Slightly daft question about marriage


#1

If a couple got married outside of the Catholic Church, and subsequently they both converted to Catholicism would they need a wedding ceremony within the Church to sanctify the union or would their original wedding be enough?

(For the sake of clarity let’s say they’re cisgender, heterosexual, and it’s both their first marriage)


#2

I think their wedding would be valid, since the sacrament of marriage is one that we give to each other (the priest/deacon only presides). Someone else more knowledgeable about marriage will have a better answer.


#3

They need to get their marriage convalidated. Takes an hour. Just go talk to a priest about doing this.


#4

^That’s it.


#5

If they were both not Catholic when they married, then no, they do not need to do anything.

They do not need a convalidation. Their marriage would be valid and, if they were baptized previously or get baptized when they convert, sacramental.


#6

No. It’s not.


#7

This is not correct.


#8

If they were married outside of the church and were not baptized Catholic when they were married then their marriage was valid but not sacramental. To get their marriage in a sacramental state, they would have to have it convalidated. I might be wrong, but I would talk to a priest since this is not a good question to goof up.


#9

“If they were married outside of the church and were not baptized Catholic when they were married then their marriage was valid but not sacramental. To get their marriage in a sacramental state, they would have to have it convalidated. I might be wrong, but I would talk to a priest since this is not a good question to goof up.”

That is not correct. If they were not baptized when they married validly, their marriage becomes sacramental when they are baptized.


#10

Non-Christians contract valid natural marriages. When they are baptized, their marriage automatically become sacramental. Baptized non-Catholics marry sacramentally. Neither needs a marriage convalidation when they become Catholic as their marriages are already valid.
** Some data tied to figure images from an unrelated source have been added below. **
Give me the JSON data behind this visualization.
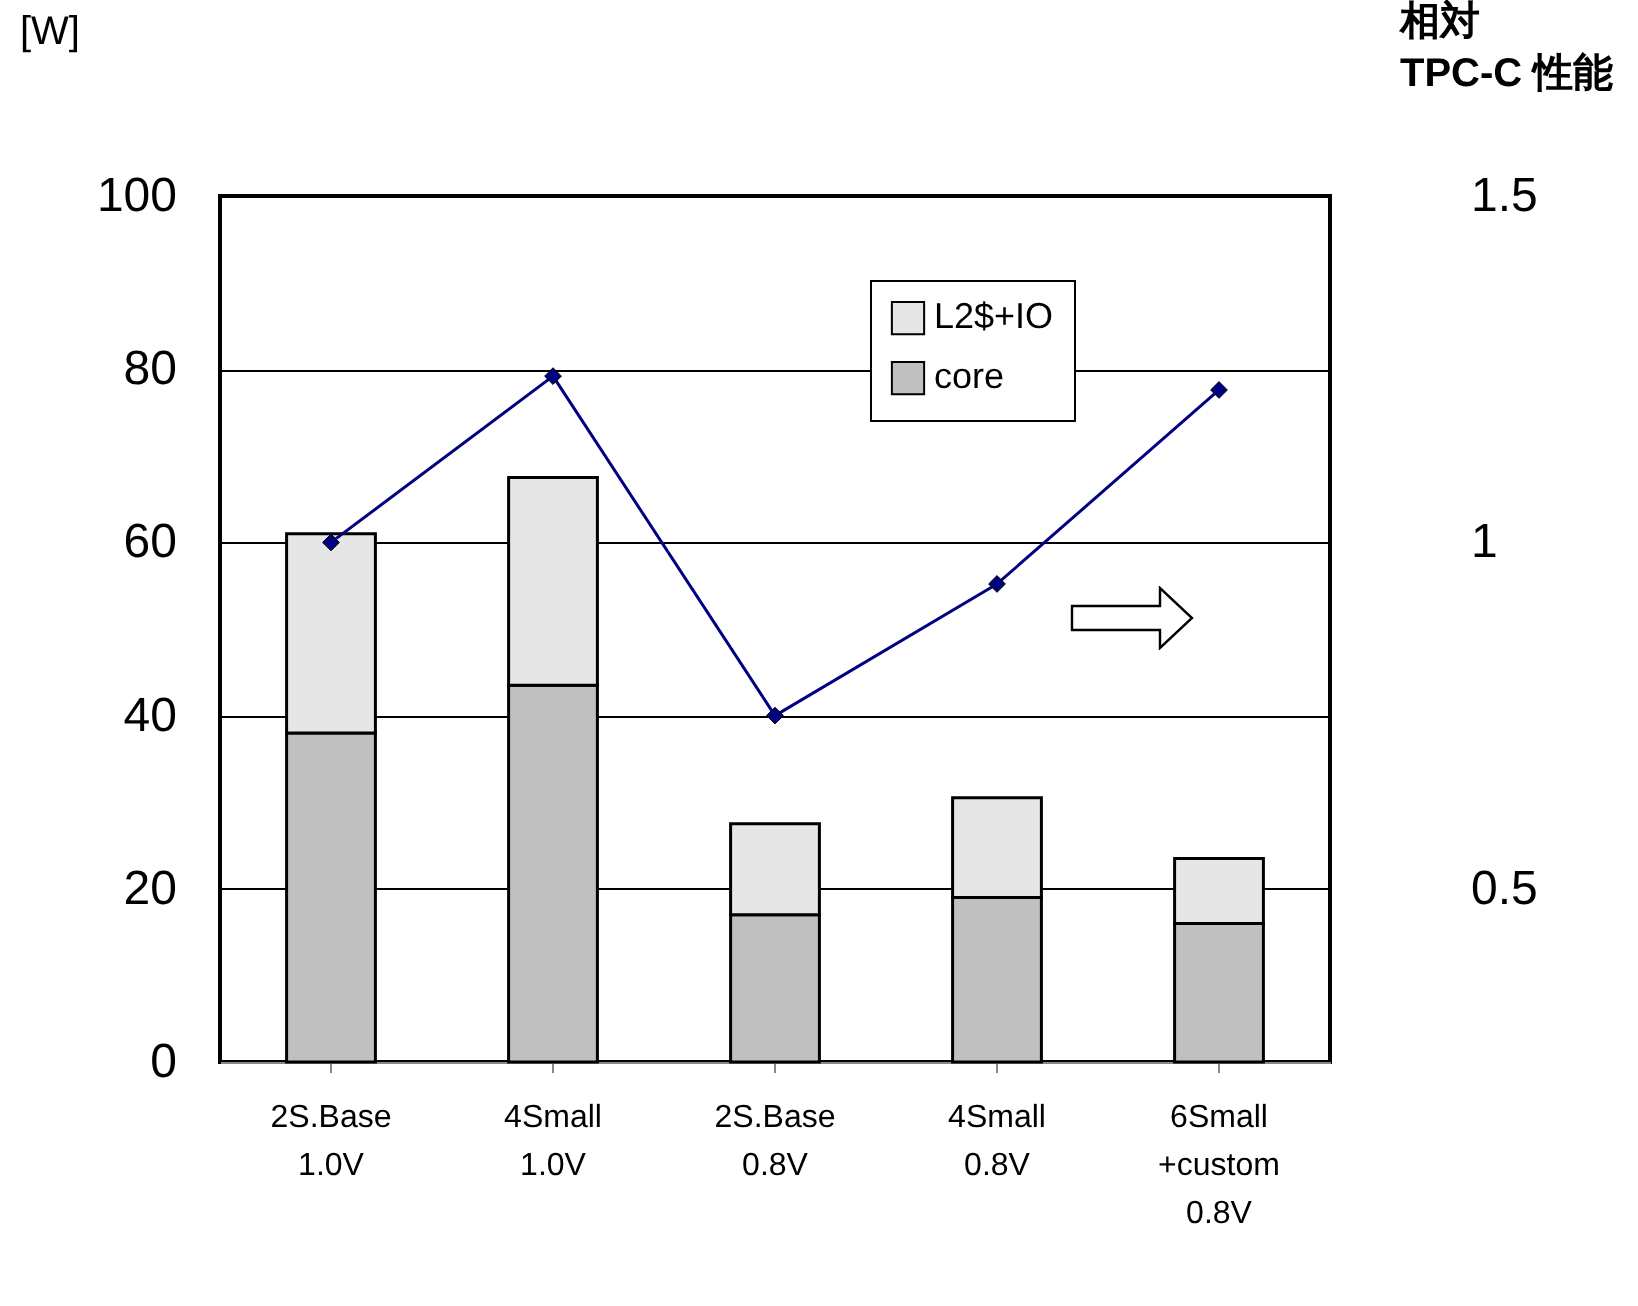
{
  "chart_data": {
    "type": "bar",
    "stacked": true,
    "categories": [
      "2S.Base\n1.0V",
      "4Small\n1.0V",
      "2S.Base\n0.8V",
      "4Small\n0.8V",
      "6Small\n+custom\n0.8V"
    ],
    "series": [
      {
        "name": "core",
        "color": "#c0c0c0",
        "values": [
          38,
          43.5,
          17,
          19,
          16
        ]
      },
      {
        "name": "L2$+IO",
        "color": "#e6e6e6",
        "values": [
          23,
          24,
          10.5,
          11.5,
          7.5
        ]
      },
      {
        "type": "line",
        "axis": "y2",
        "color": "#000080",
        "marker": "diamond",
        "values": [
          1.0,
          1.24,
          0.75,
          0.94,
          1.22
        ]
      }
    ],
    "ylabel": "[W]",
    "y2label": "相対\nTPC-C 性能",
    "ylim": [
      0,
      100
    ],
    "yticks": [
      0,
      20,
      40,
      60,
      80,
      100
    ],
    "y2lim": [
      0.25,
      1.5
    ],
    "y2ticks": [
      0.5,
      1,
      1.5
    ],
    "grid": "y",
    "legend": "top right"
  }
}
This is assuming, as you stated, that this is a first marriage for both, no previous marriages with other living spouses.


#11

Yes, that was my point. :slight_smile:


#12

Sorry, I thought I was replying to the OP.


#13

Are you an Eastern rite Catholic?


#14

Ok oops. I learned something today. ☉ ‿ ⚆


#15

:):grinning:

plus all the other characters


#16

When my dh and I converted we were told that we should have ours convalidated. It was probably considered valid before (we didn’t have to live as brother and sister or anything) but now it is a Sacramental marriage.


#17

Just like DH and I. The Church recognizes non-Catholic valid weddings. In fact, our wedding (long before we became Catholic) was a valid natural marriage at the beginning that became Sacramental when DH was baptized as a non-Catholic Christian.


#18

No. If they were both free to marry, they have a presumed valid marriage.


#19

OP you might want to check with your Priest to be sure.

JulianN sounds like they are right, but I would personally check.


#20

And if your priest tells you to get a convalidation, check with your Tribunal. As @Gingersnaps4 ‘s post shows, even priests can make mistakes!

The mistake might be something as simple as referring to a nuptial blessing as a convalidation.